New York, Nov 22 (EFE).- Attorneys for the FTX cryptocurrency platform, which on Tuesday appeared in US bankruptcy court, confirmed that a “substantial” quantity of the firm’s assets are missing or have been stolen.
“A substantial quantity” of assets “have either been stolen or are missing,” said newly appointed FTX lawyer James Bromley during a hearing held in a federal court in Delaware, The New York Times reported.
Last week, the new FTX CEO, John Ray, said in a report that a “substantial” portion of the assets held by FTX could be “lost or stolen.”
In a written presentation to the court, Ray had also noted an almost complete lack of corporate controls at the firm and a lack of trustworthy financial information, questions to which the attorneys now representing the firm returned to in court on Tuesday.

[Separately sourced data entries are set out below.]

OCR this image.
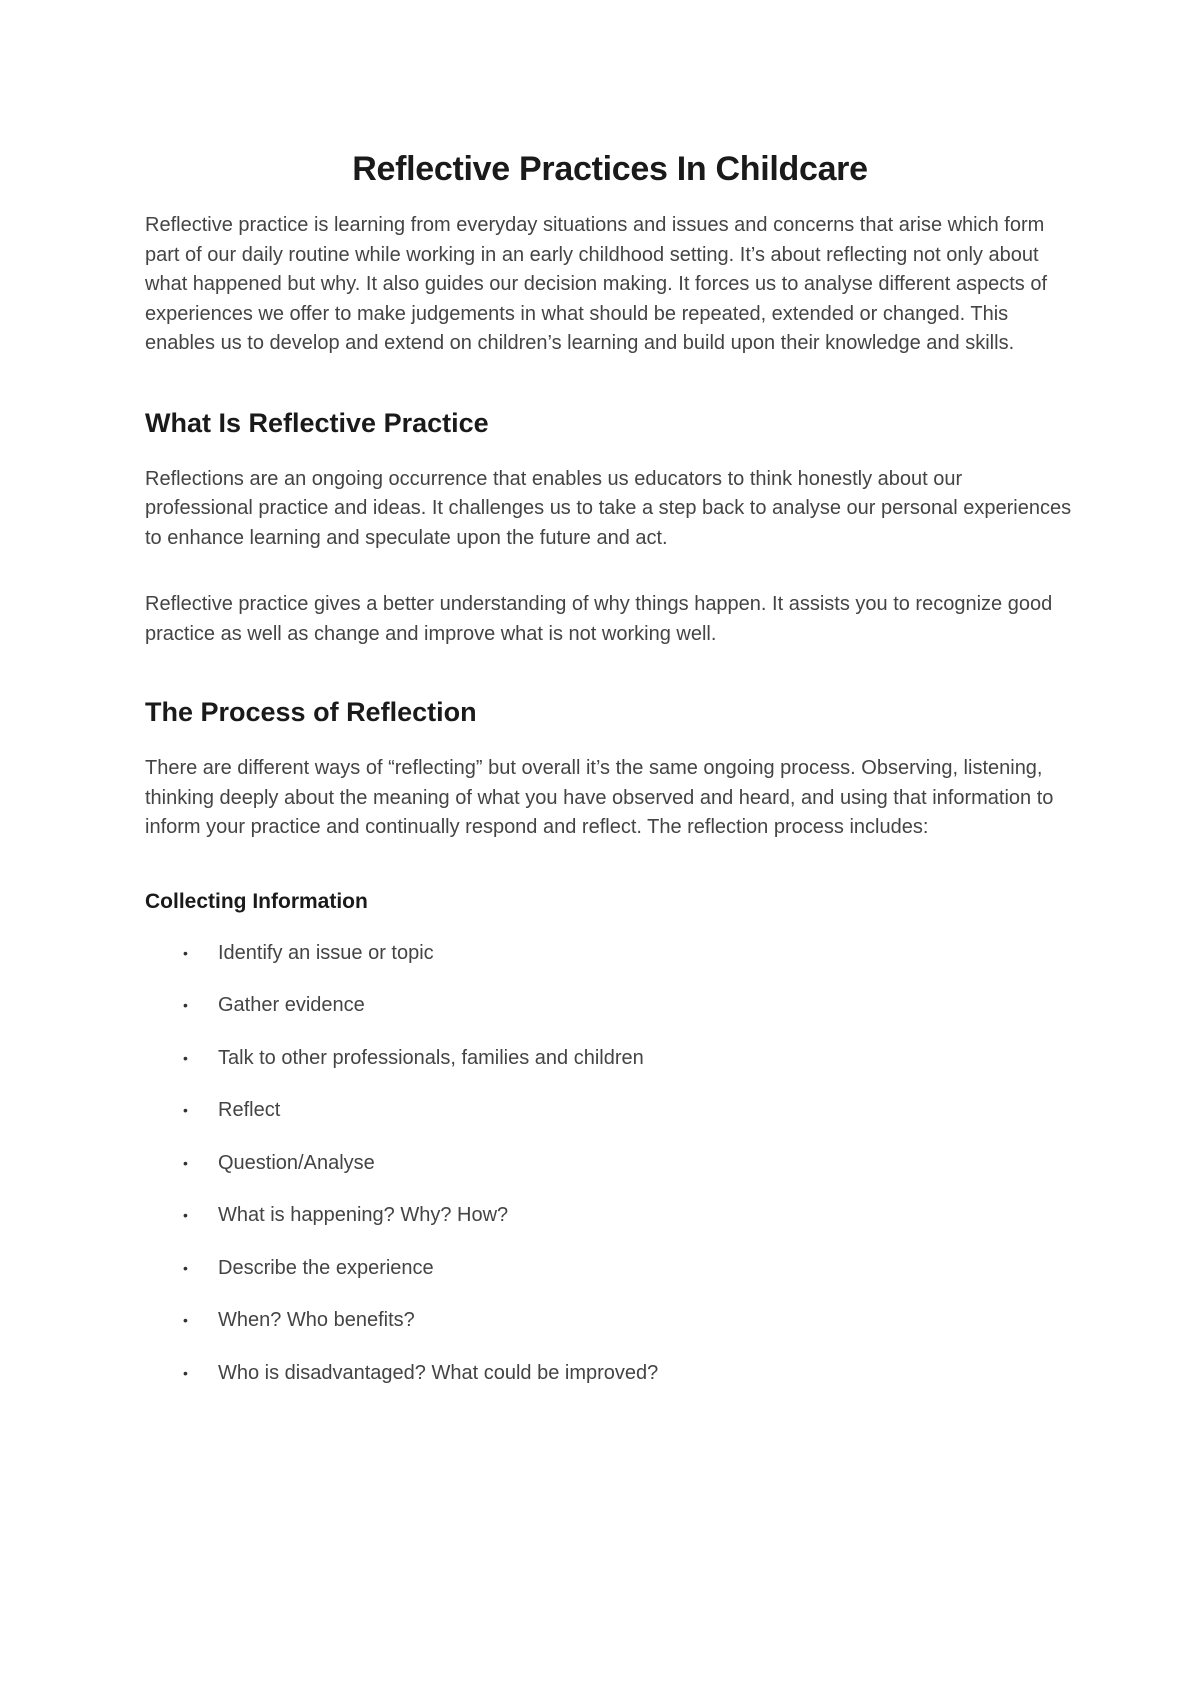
Reflective Practices In Childcare

Reflective practice is learning from everyday situations and issues and concerns that arise which form part of our daily routine while working in an early childhood setting. It’s about reflecting not only about what happened but why. It also guides our decision making. It forces us to analyse different aspects of experiences we offer to make judgements in what should be repeated, extended or changed. This enables us to develop and extend on children’s learning and build upon their knowledge and skills.

What Is Reflective Practice

Reflections are an ongoing occurrence that enables us educators to think honestly about our professional practice and ideas. It challenges us to take a step back to analyse our personal experiences to enhance learning and speculate upon the future and act.

Reflective practice gives a better understanding of why things happen. It assists you to recognize good practice as well as change and improve what is not working well.

The Process of Reflection

There are different ways of “reflecting” but overall it’s the same ongoing process. Observing, listening, thinking deeply about the meaning of what you have observed and heard, and using that information to inform your practice and continually respond and reflect. The reflection process includes:

Collecting Information
• Identify an issue or topic
• Gather evidence
• Talk to other professionals, families and children
• Reflect
• Question/Analyse
• What is happening? Why? How?
• Describe the experience
• When? Who benefits?
• Who is disadvantaged? What could be improved?
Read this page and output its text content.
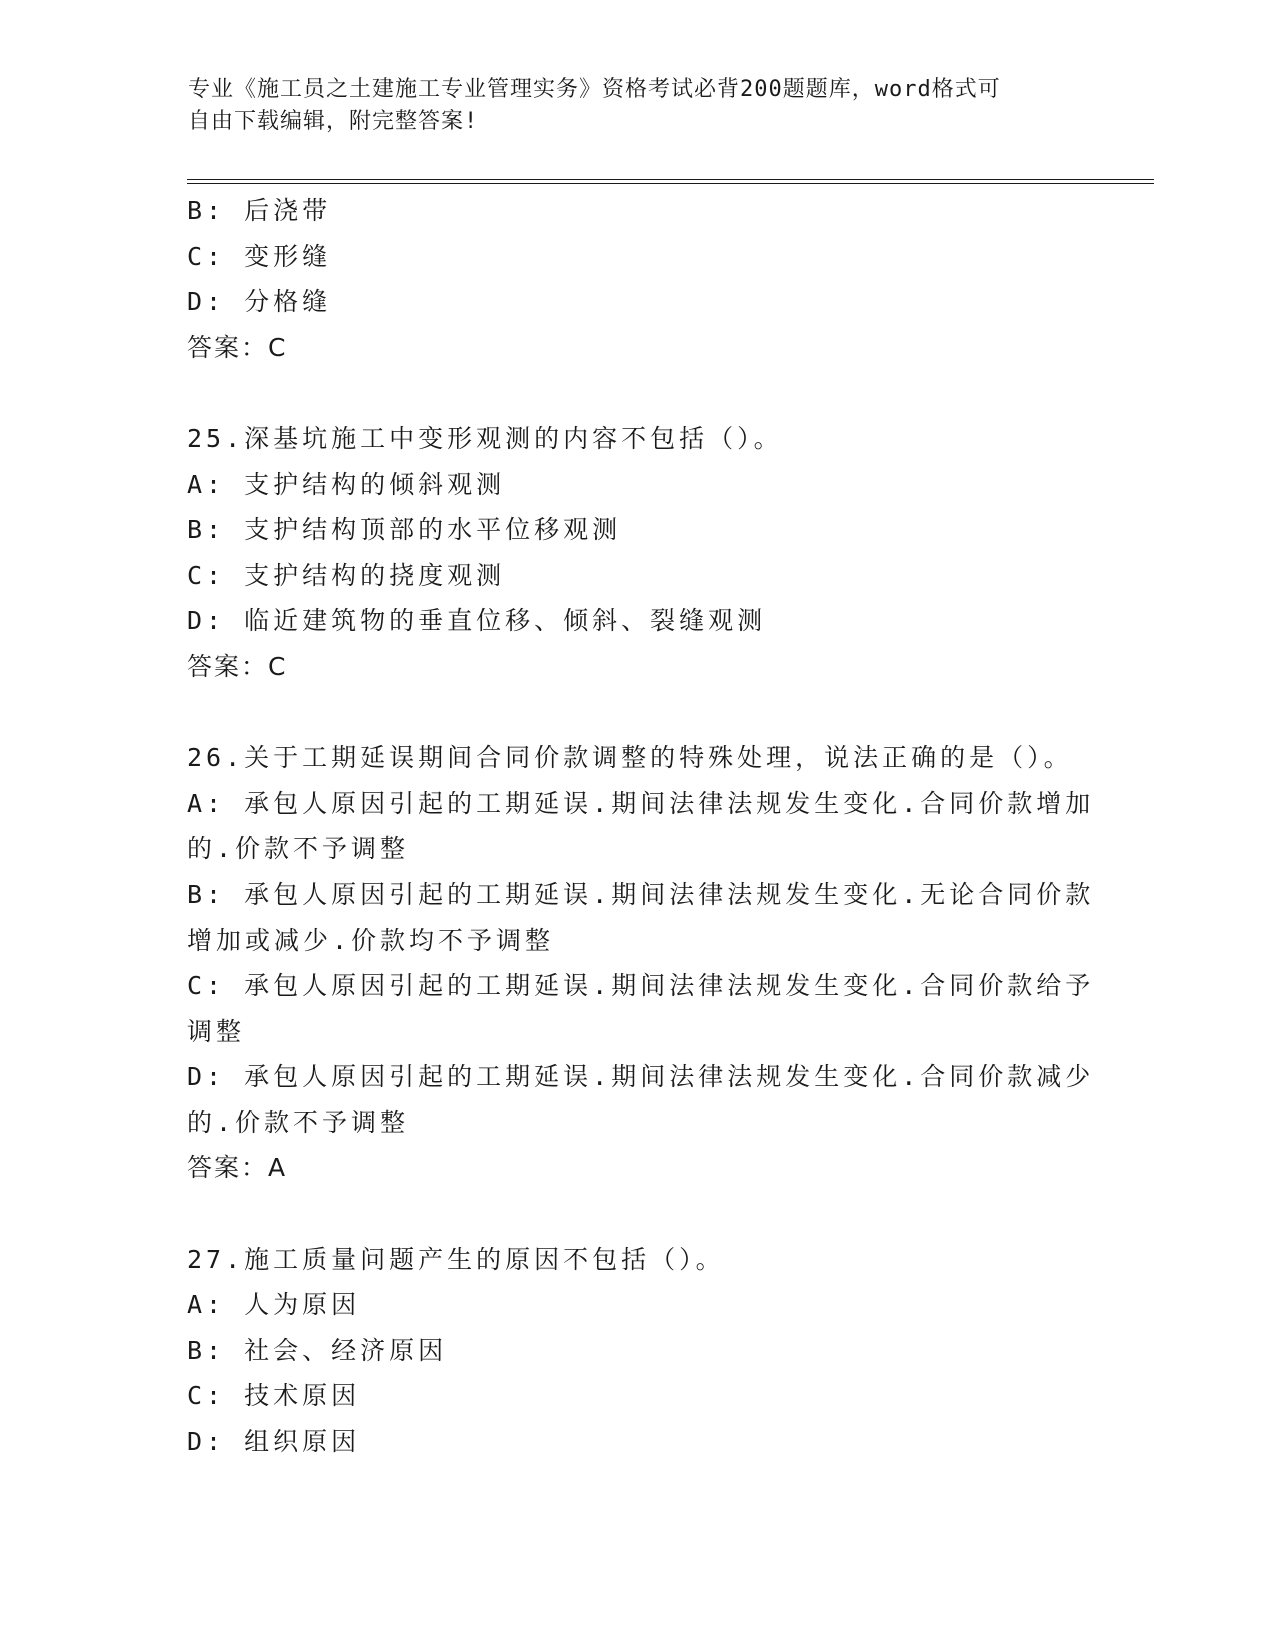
专业《施工员之土建施工专业管理实务》资格考试必背200题题库，word格式可
自由下载编辑，附完整答案!
B: 后浇带
C: 变形缝
D: 分格缝
答案：C
25.深基坑施工中变形观测的内容不包括（）。
A: 支护结构的倾斜观测
B: 支护结构顶部的水平位移观测
C: 支护结构的挠度观测
D: 临近建筑物的垂直位移、倾斜、裂缝观测
答案：C
26.关于工期延误期间合同价款调整的特殊处理，说法正确的是（）。
A: 承包人原因引起的工期延误.期间法律法规发生变化.合同价款增加
的.价款不予调整
B: 承包人原因引起的工期延误.期间法律法规发生变化.无论合同价款
增加或减少.价款均不予调整
C: 承包人原因引起的工期延误.期间法律法规发生变化.合同价款给予
调整
D: 承包人原因引起的工期延误.期间法律法规发生变化.合同价款减少
的.价款不予调整
答案：A
27.施工质量问题产生的原因不包括（）。
A: 人为原因
B: 社会、经济原因
C: 技术原因
D: 组织原因
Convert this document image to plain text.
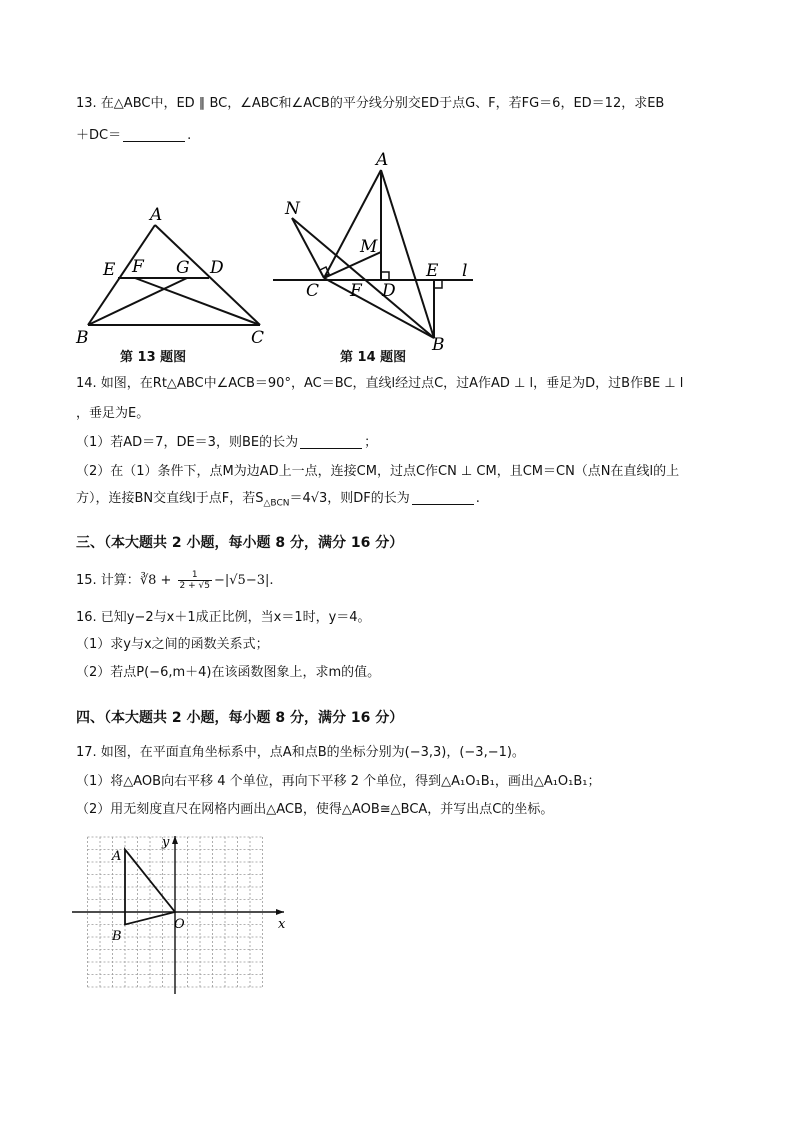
13. 在△ABC中，ED ∥ BC，∠ABC和∠ACB的平分线分别交ED于点G、F，若FG＝6，ED＝12，求EB
＋DC＝	.
A
E F G D
B	C
第 13 题图
A
N
M
C F D
E l
B
第 14 题图
14. 如图，在Rt△ABC中∠ACB＝90°，AC＝BC，直线l经过点C，过A作AD ⊥ l，垂足为D，过B作BE ⊥ l
，垂足为E。
（1）若AD＝7，DE＝3，则BE的长为	；
（2）在（1）条件下，点M为边AD上一点，连接CM，过点C作CN ⊥ CM，且CM＝CN（点N在直线l的上
方），连接BN交直线l于点F，若$S_{\triangle BCN}=4√3$，则DF的长为	.
三、（本大题共 2 小题，每小题 8 分，满分 16 分）
15. 计算：∛8 + $\frac{1}{2 + √5} -|√5-3|$.
16. 已知y−2与x＋1成正比例，当x＝1时，y＝4。
（1）求y与x之间的函数关系式；
（2）若点P(−6,m＋4)在该函数图象上，求m的值。
四、（本大题共 2 小题，每小题 8 分，满分 16 分）
17. 如图，在平面直角坐标系中，点A和点B的坐标分别为(−3,3)，(−3,−1)。
（1）将△AOB向右平移 4 个单位，再向下平移 2 个单位，得到△A₁O₁B₁，画出△A₁O₁B₁；
（2）用无刻度直尺在网格内画出△ACB，使得△AOB≅△BCA，并写出点C的坐标。
A
B
O	x
y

At the hearing, US bankruptcy Judge John Dorsey gave his approval to motions enabling the company to keep operating and paying its workers while Ray and his advisers scour through FTX’s books looking for cash, along with cryptocurrency and other assets the company could sell to at least partially repay its creditors, although he ruled that the names of those creditors could remain secret for now.
“Unfortunately, the FTX debtors were not particularly well run, and that is an understatement,” said Bromley, who is the co-chief of the restructuring practice at the Sullivan & Cromwell law firm, told Judge Dorsey in Wilmington, Delaware.
“We have probably witnessed one of the most abrupt and difficult corporate collapses in the history of corporate America,” Bromley added.
He also told the judge that FTX is a “worldwide organization that was run effectively as (his) personal fiefdom” by its founder, 30-year-old Sam Bankman-Fried.
The attorney also said that FTX had been the target of cyberattacks from the day that it declared bankruptcy earlier this month.
FTX, valued at some $32 billion, consisted of about 130 affiliated firms established by Bankman-Fried, but the dynamic cryptocurrency empire collapsed into bankruptcy within just a few days.
The company could have more than a million creditors around the world. Up to now, FTX has admitted owing more than $3 billion to its 50 main creditors.
The firm’s new managers have begun taking measures under Ray’s guidance to try and locate its clients’ funds and other assets, but they have said that they may need until January to prepare a complete list and balance sheet of the firm’s assets and liabilities, although some of FTX’s commercial divisions seem to still be solvent, according to The Wall Street Journal.
In addition, the company has said that it has located $1.4 billion in cash that seems to belong to FTX, more than double the funds that it had listed in a report presented to the court last week.